Pemeriksaan Antenatal Care (ANC) memiliki peran krusial dalam memungkinkan tenaga kesehatan memantau secara berkala kondisi kesehatan ibu serta perkembangan janin selama masa kehamilan. Melalui pemantauan ini, petugas dapat dengan cepat mengidentifikasi dan menindaklanjuti setiap kondisi yang memerlukan perhatian khusus atau intervensi medis.
Selain layanan pemeriksaan kehamilan, Posyandu juga secara rutin menyelenggarakan program imunisasi bagi balita. Pada sesi ini, mahasiswa KKN MAS turut berkontribusi dalam menjaga ketertiban dan kelancaran jalannya kegiatan.
Upaya mahasiswa juga difokuskan pada penciptaan suasana yang nyaman dan kondusif bagi para balita. Hal ini sangat penting, terutama ketika anak-anak harus menunggu giliran mereka untuk mendapatkan pelayanan imunisasi.
Tenaga kesehatan profesional kemudian melanjutkan dengan memberikan imunisasi kepada balita, sesuai dengan kebutuhan individual masing-masing anak dan jadwal imunisasi yang telah ditetapkan.
Audy Yuniarti, salah satu mahasiswa dari KKN MAS Kelompok 21, menyampaikan pandangannya mengenai keterlibatan mereka dalam kegiatan Posyandu. Menurutnya, pengalaman ini memberikan nilai dan pelajaran yang sangat berharga.
“Ikut terlibat dalam kegiatan Posyandu ini bukan hanya tentang menerapkan apa yang sudah dipelajari di kampus, tetapi juga belajar memahami kondisi masyarakat secara langsung. Melihat ibu hamil dan balita mendapatkan pelayanan kesehatan dengan baik menjadi pengalaman yang sangat berarti,” ujar Audy.

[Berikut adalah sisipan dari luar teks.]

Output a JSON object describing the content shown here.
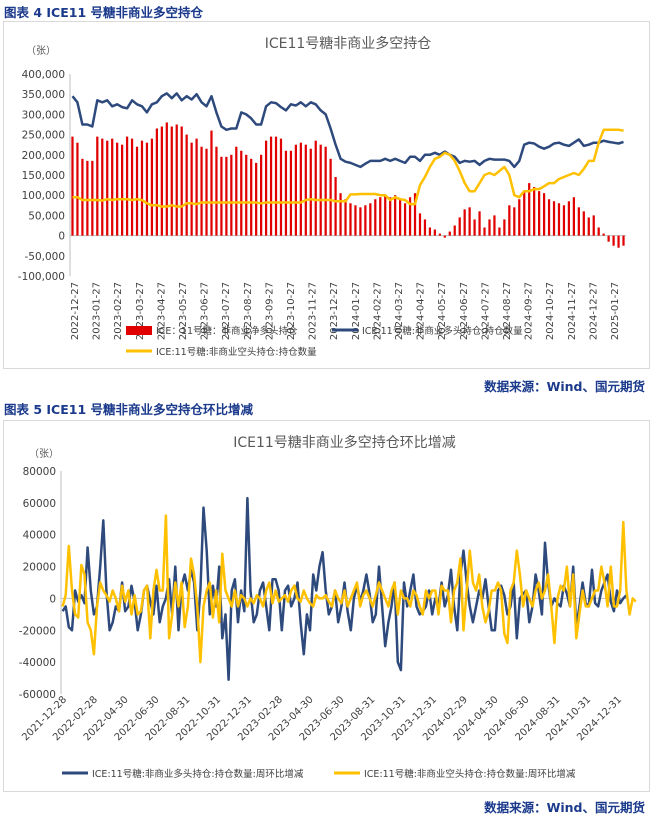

Audy menambahkan bahwa partisipasi dalam kegiatan Posyandu ini membuka kesempatan bagi mahasiswa untuk belajar langsung dari interaksi dengan masyarakat. Pengalaman praktis semacam ini sekaligus memperluas pemahaman mereka mengenai pentingnya pelayanan kesehatan dasar di komunitas.
Lebih dari sekadar pusat layanan kesehatan, Posyandu juga memiliki fungsi yang lebih komprehensif. Ia berperan sebagai platform komunikasi yang efektif, mempertemukan masyarakat, kader kesehatan, dan tenaga medis untuk berinteraksi dan berbagi informasi.
Melalui jalur komunikasi yang terjalin di Posyandu, para orang tua dapat memperoleh berbagai informasi penting mengenai kondisi kesehatan anak-anak mereka. Kesempatan ini juga digunakan untuk menanamkan pemahaman tentang betapa krusialnya menjaga kesehatan sejak usia dini.
Kehadiran dan dukungan dari KKN MAS Kelompok 21 diharapkan dapat berkontribusi pada keberlanjutan serta peningkatan kualitas kegiatan Posyandu di Dusun Slatri.
Selain itu, melalui kegiatan ini, diharapkan kesadaran dan kepedulian masyarakat terhadap pentingnya kesehatan ibu dan anak akan semakin meningkat.
Para mahasiswa juga secara aktif mengajak para ibu hamil untuk rutin menjalani pemeriksaan kesehatan selama masa kehamilan mereka. Tak lupa, orang tua juga diimbau untuk tidak pernah melewatkan jadwal imunisasi yang telah ditentukan bagi balita mereka, demi tumbuh kembang optimal anak.